Manual and Automatic Documentation of Conditional Access Policy Settings as PowerPoint Presentation
Windows has its Power Toys and now Microsoft’s identity management team is getting into the act with Identity Power Toys (idPowerToys), an app to help Azure Active Directory power users get work done. The initial release of the app is limited to a Conditional Access Documentator, a useful tool to read the configuration of conditional access policies from Azure AD and generate documentation in the form of a PowerPoint presentation (using components from Syncfusion). The IdPowerToys GitHub repository is available for all to browse and contribute to.
Conditional access policies set conditions and criteria for Azure AD to examine inbound connections to decide if a connection should be accepted or rejected. A typical conditional access policy is one that requires accounts to use multi-factor authentication (MFA). The policy could even define that the authentication method used for the MFA response should be a certain strength. For instance, an SMS response is unacceptable but a response from the Microsoft Authenticator app is OK.
Only its creators love the GUI used to manage conditional access policies in the Microsoft Entra (Azure AD) admin center. It’s easy to make mistakes and people have been known to lock themselves out by implementing conditions that they can’t meet. It’s also easy to create conditions that make the daily interaction between people and apps miserable, such as cranking up the sign-in frequency for connections. Many different policies might exist in large enterprise tenants, and it can be hard to understand the flow that a connection traverses as Azure AD applies conditions from the set of policies. Examination of records in the Azure AD sign-in log throws some light onto the situation but can be a drag.
The Conditional Access Documentator
Enter the Conditional Access Documentator, the first IdPowerToys app. The app is available online and supports two modes:
- Automatic generation: IdPowerToys retrieves of conditional access policies using an enterprise app created in the tenant’s Azure AD and generates a PowerPoint presentation. You can opt to mask different elements of the output. For instance, if you choose to mask policy names, IdPowerToys generates its own version of the policy name based on what it does. If you choose to mask user names, IdPowerToys outputs their account identifier instead of their display name.
- Manual generation: A tenant administrator runs a PowerShell command or uses the Graph Explorer to retrieve the JSON-formatted information about conditional access policies and pastes the results into a text box. IdPowerToys uses the information to create the PowerPoint file. Masking isn’t supported for manual generation.
An enterprise app is a registered Azure AD app owned by another tenant that creates an instance of the app in other tenants. Alongside the app instance, Azure AD creates a service principal to hold the permissions needed by the app. An administrator must grant consent before the app can use the permissions to access Azure AD to fetch the information about conditional access policies.
Some will be uneasy about granting an app permissions like Directory.Read.All (read information about accounts, groups, and other objects from Azure AD) and Policy.Read.All (read all policy information for the organization). However, as shown in Figure 1, the permissions are delegated, not application, which means that an account holding an administrator role must sign-into the app to use the permissions.
If you’re uneasy about creating an enterprise app with permissions in your Azure AD, use the manual generation method and run the Invoke-GraphRequest cmdlet to fetch the data and output it to the clipboard. This command only works when run by an administrator:
Invoke-GraphRequest -Uri 'https://graph.microsoft.com/beta/policies/conditionalAccessPolicies' -OutputType Json | Set-Clipboard
Figure 2 shows the results retrieved from the Graph pasted into the IdPowerToys app.
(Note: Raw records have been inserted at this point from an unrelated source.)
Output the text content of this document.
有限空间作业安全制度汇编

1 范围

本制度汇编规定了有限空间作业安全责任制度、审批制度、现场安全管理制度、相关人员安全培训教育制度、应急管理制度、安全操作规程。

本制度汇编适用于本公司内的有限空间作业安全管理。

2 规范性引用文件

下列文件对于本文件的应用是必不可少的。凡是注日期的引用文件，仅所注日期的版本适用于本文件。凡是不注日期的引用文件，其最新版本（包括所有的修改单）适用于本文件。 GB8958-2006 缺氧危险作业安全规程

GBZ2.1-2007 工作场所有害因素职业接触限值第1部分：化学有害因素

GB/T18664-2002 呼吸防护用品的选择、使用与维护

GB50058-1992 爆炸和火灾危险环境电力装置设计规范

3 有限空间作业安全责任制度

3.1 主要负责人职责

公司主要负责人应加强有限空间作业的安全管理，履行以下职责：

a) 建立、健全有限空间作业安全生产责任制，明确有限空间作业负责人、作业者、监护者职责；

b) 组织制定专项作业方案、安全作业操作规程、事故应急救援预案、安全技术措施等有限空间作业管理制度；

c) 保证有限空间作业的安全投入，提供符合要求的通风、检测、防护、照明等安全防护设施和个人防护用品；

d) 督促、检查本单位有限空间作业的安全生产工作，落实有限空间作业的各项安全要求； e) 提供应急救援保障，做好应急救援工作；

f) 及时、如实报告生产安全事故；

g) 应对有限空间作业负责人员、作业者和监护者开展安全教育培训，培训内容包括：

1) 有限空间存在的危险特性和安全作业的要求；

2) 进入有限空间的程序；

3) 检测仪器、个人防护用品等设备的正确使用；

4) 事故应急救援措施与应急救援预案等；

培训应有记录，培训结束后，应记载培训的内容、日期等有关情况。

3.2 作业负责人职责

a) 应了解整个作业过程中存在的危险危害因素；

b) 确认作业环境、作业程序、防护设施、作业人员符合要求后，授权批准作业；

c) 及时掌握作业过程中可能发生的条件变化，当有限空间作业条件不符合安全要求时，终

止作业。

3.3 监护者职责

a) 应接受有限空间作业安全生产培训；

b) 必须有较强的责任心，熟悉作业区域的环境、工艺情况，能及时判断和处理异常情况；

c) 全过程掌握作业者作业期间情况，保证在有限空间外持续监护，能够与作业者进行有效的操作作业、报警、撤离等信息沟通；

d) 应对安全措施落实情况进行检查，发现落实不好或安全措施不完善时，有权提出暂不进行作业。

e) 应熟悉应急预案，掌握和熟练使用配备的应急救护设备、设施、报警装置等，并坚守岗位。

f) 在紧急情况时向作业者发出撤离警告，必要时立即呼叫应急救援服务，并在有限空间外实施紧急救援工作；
In either case, the PowerPoint presentation generated to document conditional access policies is the same. For my tenant, which has 12 conditional access policies (not all in use), the app generated a 609 KB file with 13 slides (one title slide and one for each policy), divided into sets of enabled and disabled policies. Within a set, policies are sorted by last modified date, so the policy with the most recent modification appears first.
Figure 3 shows a presentation generated by IdPowerToys with details of a conditional access policy in the slide. This is a common policy to require MFA for guest access, with tweaks to require a certain authentication strength and to set the sign-in frequency to 90 days. You can see that the policy is enabled.
Visualize Conditional Access Policies Differently
Conceptually, generating documentation for conditional access policies isn’t difficult. Graph API requests exist to fetch the information and after that it’s a matter of parsing the conditions, actions, access controls, and session controls to output in your desired format. Some might prefer their documentation in Word. I think PowerPoint is just fine. IdPowerToys delivers documentation that just might help organizations visualize, clarify, and rationalize their conditional access policies, and that’s a good thing.